Et c’est le deuxième défaut de ce livre : série et livres sont mis sur le même plan, sur le même niveau de pertinence. On trouve événements de l’un comme de l’autre, mélangés pour servir le propos de l’auteur. Et jamais une note de bas de page ne va venir préciser quel élément vient du livre et quel élément vient de la série. Seuls sont référencés en notes les textes de littérature médiévale cités ainsi que les paroles de G.R.R.M… Ayant personnellement fait des études d’histoire, je me serais faite éviscérer par mon directeur de mémoire si j’avais osé produire un travail aussi peu « sourcé »…

De plus, l’auteur, qui a quand même commencé son livre en écrivant que « Les Immaculés ne doivent pas craindre d’en apprendre trop en lisant ce livre », spoile quand même l’épilogue d’ADWD… pour rien, à part pour appuyer son propos au sujet de Varys.

Conclusion

Winter is Coming, les racines médiévales de Game of Thrones est un bon livre pour tout fan de la série souhaitant s’informer au sujet des parallèles possibles entre Game of Thrones, les légendes médiévales et l’histoire du Moyen Age. Le travail de Carolyne Larrington est à mi-chemin entre un ouvrage purement universitaire et un ouvrage de vulgarisation. Rien n’est trop complexe, mais ce n’est pas non plus simplifié à l’extrême. Il est donc accessible pour tous ceux qui souhaitent approfondir les thématiques médiévales soulevées par la série et enrichir leur culture générale.

Pour le fan des livres, je suis en revanche plus partagée. Le fan qui apprécie la série et qui n’est pas un « puriste » de l’utilisation des informations issues des livres peut tout à fait apprécier le travail de Carolyne Larrington, qui est de qualité et foisonne d’informations intéressantes.
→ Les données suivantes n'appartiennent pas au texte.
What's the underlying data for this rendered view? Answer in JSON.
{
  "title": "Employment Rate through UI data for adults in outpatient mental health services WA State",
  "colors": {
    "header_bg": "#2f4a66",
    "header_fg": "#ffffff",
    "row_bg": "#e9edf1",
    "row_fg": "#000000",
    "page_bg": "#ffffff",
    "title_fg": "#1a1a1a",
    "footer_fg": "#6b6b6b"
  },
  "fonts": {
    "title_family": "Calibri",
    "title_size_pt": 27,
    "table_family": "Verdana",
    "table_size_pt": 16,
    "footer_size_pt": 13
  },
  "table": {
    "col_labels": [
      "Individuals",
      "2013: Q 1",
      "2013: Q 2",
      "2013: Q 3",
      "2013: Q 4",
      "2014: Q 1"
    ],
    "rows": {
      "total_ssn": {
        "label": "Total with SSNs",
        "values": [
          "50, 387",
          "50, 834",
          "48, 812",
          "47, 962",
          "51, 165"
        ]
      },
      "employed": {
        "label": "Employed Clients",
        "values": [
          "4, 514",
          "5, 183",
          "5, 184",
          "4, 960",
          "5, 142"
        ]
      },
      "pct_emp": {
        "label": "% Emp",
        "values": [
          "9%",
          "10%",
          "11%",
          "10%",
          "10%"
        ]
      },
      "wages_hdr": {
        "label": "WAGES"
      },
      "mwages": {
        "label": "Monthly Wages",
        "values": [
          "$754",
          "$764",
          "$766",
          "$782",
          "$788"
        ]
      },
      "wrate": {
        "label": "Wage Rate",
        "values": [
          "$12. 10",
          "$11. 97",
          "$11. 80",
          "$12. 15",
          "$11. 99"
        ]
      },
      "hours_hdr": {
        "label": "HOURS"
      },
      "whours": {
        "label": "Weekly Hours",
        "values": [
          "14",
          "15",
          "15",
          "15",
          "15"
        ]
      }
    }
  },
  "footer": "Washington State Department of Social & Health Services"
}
Toutefois, le manque de clarté dans la distinction entre la série et les livres, qui sont pourtant quasiment arrivés à un point où ils racontent deux histoires différentes, m’a trop souvent fait grincer des dents pour que je recommande ce livre à quelqu’un qui vénère l’œuvre de G.R.R. Martin, qui la connaît sur le bout des doigts et qui n’apprécie pas particulièrement la série Game of Thrones. Ce lecteur là serait, à mon avis, déçu.

(*) Le livre a été transmis à la Garde de Nuit pour revue. Cette transmission n’a fait l’objet d’aucune transaction financière. L’avis publié ici est émis en toute indépendance.